Paper No. 4
Presentation Time: 2:00 PM

DISPELLING THE “WATER-BUDGET MYTH” IN AN UNDERGRADUATE HYDROGEOLOGY COURSE


WILCOX, Jeffrey D., Department of Environmental Studies, University of North Carolina at Asheville, One University Heights, CPO #2330, Asheville, NC 28804, jwilcox@unca.edu

The term “groundwater sustainability” has become part of the vernacular used by planners, politicians, environmental organizations, and the general public. Unfortunately, discussions of groundwater sustainability often include the outdated notion of a “safe yield” and rely on what has been termed the “water-budget myth.” These concepts persist in practice even as they are avoided by academic hydrogeologists (and relegated to a few pages or less in the most widely-used hydrogeology textbooks).

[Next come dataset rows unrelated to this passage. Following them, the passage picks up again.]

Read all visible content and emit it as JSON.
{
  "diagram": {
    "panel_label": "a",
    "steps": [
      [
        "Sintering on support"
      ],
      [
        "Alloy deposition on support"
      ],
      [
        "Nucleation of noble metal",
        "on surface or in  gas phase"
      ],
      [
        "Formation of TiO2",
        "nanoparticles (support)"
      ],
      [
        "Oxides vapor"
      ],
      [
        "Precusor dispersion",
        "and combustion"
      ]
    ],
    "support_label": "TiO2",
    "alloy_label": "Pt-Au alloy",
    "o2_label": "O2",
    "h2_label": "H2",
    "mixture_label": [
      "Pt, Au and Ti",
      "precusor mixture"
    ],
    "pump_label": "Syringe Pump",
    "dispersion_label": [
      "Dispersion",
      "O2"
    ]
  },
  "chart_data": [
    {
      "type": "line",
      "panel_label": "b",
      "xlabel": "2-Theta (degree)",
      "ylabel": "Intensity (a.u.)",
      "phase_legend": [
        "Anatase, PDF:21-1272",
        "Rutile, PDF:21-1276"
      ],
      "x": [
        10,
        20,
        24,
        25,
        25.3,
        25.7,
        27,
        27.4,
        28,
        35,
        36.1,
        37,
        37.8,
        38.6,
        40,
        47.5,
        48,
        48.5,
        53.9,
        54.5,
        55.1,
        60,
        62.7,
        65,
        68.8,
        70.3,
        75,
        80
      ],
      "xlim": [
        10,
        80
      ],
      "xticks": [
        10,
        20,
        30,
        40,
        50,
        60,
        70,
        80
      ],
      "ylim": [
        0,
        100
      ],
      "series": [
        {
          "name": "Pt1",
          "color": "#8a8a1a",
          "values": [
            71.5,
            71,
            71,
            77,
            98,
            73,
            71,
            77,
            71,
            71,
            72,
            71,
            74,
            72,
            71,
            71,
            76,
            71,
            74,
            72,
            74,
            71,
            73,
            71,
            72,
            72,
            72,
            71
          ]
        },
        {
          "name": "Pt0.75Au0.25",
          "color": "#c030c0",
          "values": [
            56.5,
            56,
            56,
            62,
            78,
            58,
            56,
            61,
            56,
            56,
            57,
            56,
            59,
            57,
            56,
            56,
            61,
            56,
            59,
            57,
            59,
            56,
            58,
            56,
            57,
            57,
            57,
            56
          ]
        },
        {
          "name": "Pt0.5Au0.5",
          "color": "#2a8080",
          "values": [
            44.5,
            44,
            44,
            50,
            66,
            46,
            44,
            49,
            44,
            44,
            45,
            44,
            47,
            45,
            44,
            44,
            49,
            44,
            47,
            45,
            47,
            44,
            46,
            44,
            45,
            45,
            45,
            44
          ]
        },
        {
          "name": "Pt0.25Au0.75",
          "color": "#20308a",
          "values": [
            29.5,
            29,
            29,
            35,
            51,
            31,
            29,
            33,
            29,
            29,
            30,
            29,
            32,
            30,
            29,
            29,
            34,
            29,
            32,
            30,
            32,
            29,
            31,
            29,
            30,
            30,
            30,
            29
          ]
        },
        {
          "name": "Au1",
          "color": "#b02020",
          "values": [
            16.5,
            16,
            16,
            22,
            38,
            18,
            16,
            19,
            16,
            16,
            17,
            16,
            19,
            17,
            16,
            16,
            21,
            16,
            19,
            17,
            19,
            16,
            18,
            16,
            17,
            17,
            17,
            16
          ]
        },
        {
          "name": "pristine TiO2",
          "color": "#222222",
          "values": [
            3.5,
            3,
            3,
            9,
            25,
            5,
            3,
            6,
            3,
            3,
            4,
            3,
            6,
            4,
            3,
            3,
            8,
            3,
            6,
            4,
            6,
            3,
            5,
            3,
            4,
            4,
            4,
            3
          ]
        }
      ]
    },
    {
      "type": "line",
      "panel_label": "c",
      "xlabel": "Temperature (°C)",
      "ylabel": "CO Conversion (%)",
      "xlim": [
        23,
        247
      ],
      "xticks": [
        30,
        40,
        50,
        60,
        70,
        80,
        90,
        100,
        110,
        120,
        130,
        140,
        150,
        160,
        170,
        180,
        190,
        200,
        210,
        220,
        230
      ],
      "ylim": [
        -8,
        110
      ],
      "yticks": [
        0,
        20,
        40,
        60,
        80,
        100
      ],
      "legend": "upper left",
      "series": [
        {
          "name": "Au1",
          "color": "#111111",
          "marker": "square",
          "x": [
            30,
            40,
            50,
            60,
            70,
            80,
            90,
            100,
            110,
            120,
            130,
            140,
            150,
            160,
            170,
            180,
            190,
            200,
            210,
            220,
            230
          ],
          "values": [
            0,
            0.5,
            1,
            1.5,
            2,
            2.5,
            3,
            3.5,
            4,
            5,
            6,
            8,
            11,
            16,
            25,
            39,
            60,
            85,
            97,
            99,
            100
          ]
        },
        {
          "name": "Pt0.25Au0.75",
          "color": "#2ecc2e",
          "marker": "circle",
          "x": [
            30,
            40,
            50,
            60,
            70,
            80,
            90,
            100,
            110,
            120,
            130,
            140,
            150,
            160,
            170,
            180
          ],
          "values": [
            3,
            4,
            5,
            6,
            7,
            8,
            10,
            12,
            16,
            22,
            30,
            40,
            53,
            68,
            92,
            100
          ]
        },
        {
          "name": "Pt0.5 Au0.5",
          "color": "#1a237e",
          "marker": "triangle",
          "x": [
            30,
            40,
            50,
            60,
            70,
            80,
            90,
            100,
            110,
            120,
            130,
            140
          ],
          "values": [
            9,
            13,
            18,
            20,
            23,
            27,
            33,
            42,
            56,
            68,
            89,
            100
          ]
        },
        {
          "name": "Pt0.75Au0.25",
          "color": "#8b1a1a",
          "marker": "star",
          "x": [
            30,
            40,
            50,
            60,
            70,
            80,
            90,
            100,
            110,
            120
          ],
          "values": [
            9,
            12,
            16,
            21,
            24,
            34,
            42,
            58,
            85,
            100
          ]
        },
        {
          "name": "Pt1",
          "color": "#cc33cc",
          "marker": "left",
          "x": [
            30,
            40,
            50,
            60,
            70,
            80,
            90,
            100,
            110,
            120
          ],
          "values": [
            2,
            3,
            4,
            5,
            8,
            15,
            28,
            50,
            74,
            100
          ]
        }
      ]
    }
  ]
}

To help close the gap between theory and practice, it is essential that hydrogeology students understand the issues surrounding groundwater sustainability and how the safe yield concept is being applied (often incorrectly). This presentation will discuss how the water-budget myth is dispelled and groundwater sustainability explained in a traditional undergraduate hydrogeology course at UNC Asheville. It will also provide specific examples from western North Carolina where 1) a municipal well ran dry during the drought of 2008, 2) newly-built homes in rural subdivisions were unable to achieve sufficient yield from the fractured bedrock aquifer, and 3) counties have proposed and passed minimum lot-size requirements such that groundwater pumping will not exceed average annual recharge.